For landlords and tenants of business premises, Christmas is not only about festivities; it is also a traditional rent payment day. And as the merriment of the season fades, many landlords experience the New Year heartburn of tenants who have failed to pay. What to do?
It is very tempting for landlords to launch every weapon in the rent-recovery armoury, but the recent case of Thirunavukkrasu v Brar (Court of Appeal, 3 December 2019) is a lesson in the dangers of that approach.
What are the options?
In many cases, a landlord will have insured against the non-payment of rent by taking a rent deposit or requiring a guarantor. If not, or where a deposit is exhausted, there are three popular remedies: The service of a statutory demand under the Insolvency Act 1986; the exercise of Commercial Rent Arrears Recovery (known as "CRAR"); or forfeiture. A landlord might also sue for rent, but that is less attractive than the other three remedies, because of the time it can take.

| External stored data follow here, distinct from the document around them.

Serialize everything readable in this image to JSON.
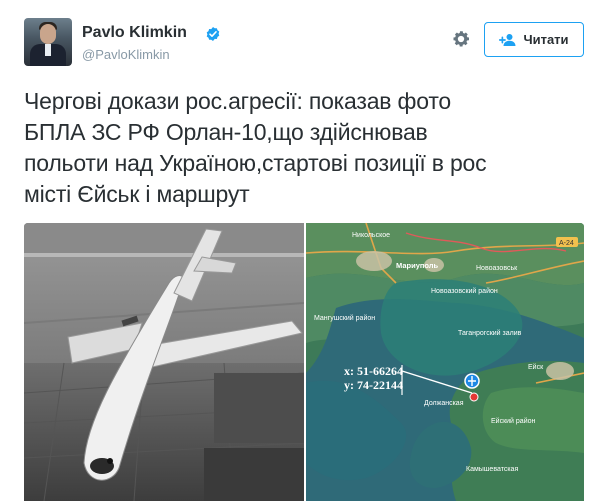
{
  "tweet": {
    "author_name": "Pavlo Klimkin",
    "author_handle": "@PavloKlimkin",
    "follow_label": "Читати",
    "text_lines": [
      "Чергові докази рос.агресії: показав фото",
      "БПЛА ЗС РФ Орлан-10,що здійснював",
      "польоти над Україною,стартові позиції в рос",
      "місті Єйськ і маршрут"
    ]
  },
  "media": {
    "photo_left": {
      "subject": "drone-photo"
    },
    "photo_right": {
      "subject": "route-map",
      "coord_x": "x: 51-66264",
      "coord_y": "y: 74-22144",
      "map_labels": {
        "nikolskoe": "Никольское",
        "mariupol": "Мариуполь",
        "novoazovsk": "Новоазовськ",
        "novoazovsky_rayon": "Новоазовский район",
        "mangushsky_rayon": "Мангушский район",
        "taganrog_bay": "Таганрогский залив",
        "yeysk": "Ейск",
        "dolzhanskaya": "Должанская",
        "yeysky_rayon": "Ейский район",
        "kamyshevatskaya": "Камышеватская",
        "a24": "A-24"
      }
    }
  },
  "colors": {
    "accent": "#1da1f2",
    "text": "#292f33",
    "muted": "#8899a6",
    "verified": "#1da1f2"
  }
}
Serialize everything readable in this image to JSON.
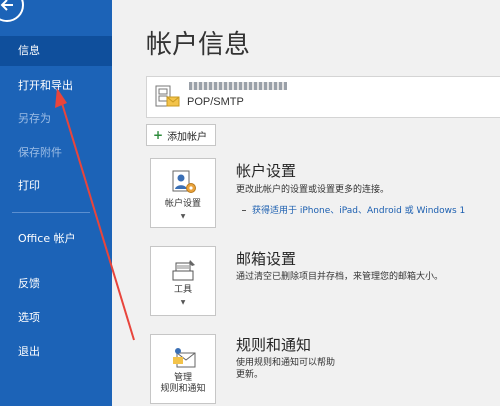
{
  "sidebar": {
    "items": [
      {
        "label": "信息",
        "state": "selected"
      },
      {
        "label": "打开和导出",
        "state": "normal"
      },
      {
        "label": "另存为",
        "state": "disabled"
      },
      {
        "label": "保存附件",
        "state": "disabled"
      },
      {
        "label": "打印",
        "state": "normal"
      },
      {
        "label": "Office 帐户",
        "state": "normal"
      },
      {
        "label": "反馈",
        "state": "normal"
      },
      {
        "label": "选项",
        "state": "normal"
      },
      {
        "label": "退出",
        "state": "normal"
      }
    ]
  },
  "main": {
    "title": "帐户信息",
    "account": {
      "type": "POP/SMTP"
    },
    "add_account_label": "添加帐户",
    "sections": [
      {
        "button_label": "帐户设置",
        "title": "帐户设置",
        "desc": "更改此帐户的设置或设置更多的连接。",
        "link": "获得适用于 iPhone、iPad、Android 或 Windows 1"
      },
      {
        "button_label": "工具",
        "title": "邮箱设置",
        "desc": "通过清空已删除项目并存档，来管理您的邮箱大小。"
      },
      {
        "button_label": "管理\n规则和通知",
        "title": "规则和通知",
        "desc": "使用规则和通知可以帮助\n更新。"
      }
    ]
  },
  "colors": {
    "sidebar": "#1c63b7",
    "sidebar_selected": "#0f4f9c",
    "annotation_arrow": "#e8453c"
  }
}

Great care must be taken in pursuing any of the three popular remedies. All of them are subject to strict rules which, if infringed, can jeopardize the rent recovery process or, worse, turn out to be very costly for the landlord, as it was in the Brar case.
The Brar case
Mr & Mrs Brar were landlords of business premises in Teddington, Middlesex. Their retail tenant fell into arrears and they decided to instruct enforcement agents to exercise CRAR. CRAR is the modern, statutory version of sending in a bailiff to levy distress; the impounding of a tenant's goods until he pays up, or the sale of the goods. It can be very effective when a tenant has valuable goods on the premises, such as in a retail or wholesale business. It is subject to strict rules under the Tribunals, Courts & Enforcement Act 2007, but a reputable authorised enforcement agent should be expected to get those right.

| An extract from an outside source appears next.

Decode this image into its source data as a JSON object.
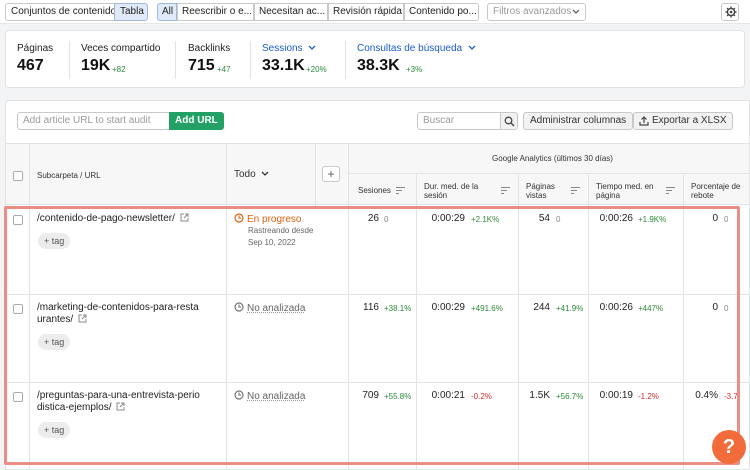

However, that was not the issue in the Brar case. The problem was that the landlords had succumbed to the common temptation to seize the premises back from the tenant by forfeiting the lease, in addition to exercising CRAR at the same time. It cannot be done.
Forfeiture is the termination of a lease by a landlord, following a breach of lease by the tenant. If the premises are unoccupied, it is typically achieved by a landlord changing the locks overnight. Alternatively, a landlord may forfeit by suing for possession. It is commonly used where a landlord is looking to get the premises back for some reason, or where they might easily be re-let to a better tenant, or if it is the last resort.
Waiving the right to forfeit
Amongst the many conditions which apply to forfeiture is the rule that a landlord must not do any act which simultaneously recognises the continued existence of the lease. To put it another way, forfeiture must be an unequivocal act of lease termination and, once the act of forfeiture occurs, the landlord must do nothing which would be consistent with the continued existence of the lease, such as continuing to exercise CRAR. The Court of Appeal has confirmed that this same principle, which applied to levying distress, also applies to CRAR.
That is the trap which Mr & Mrs Brar fell into. They now very likely face a hefty claim from their wrongly dispossessed tenant, who otherwise would have had another 18 years to run on his lease.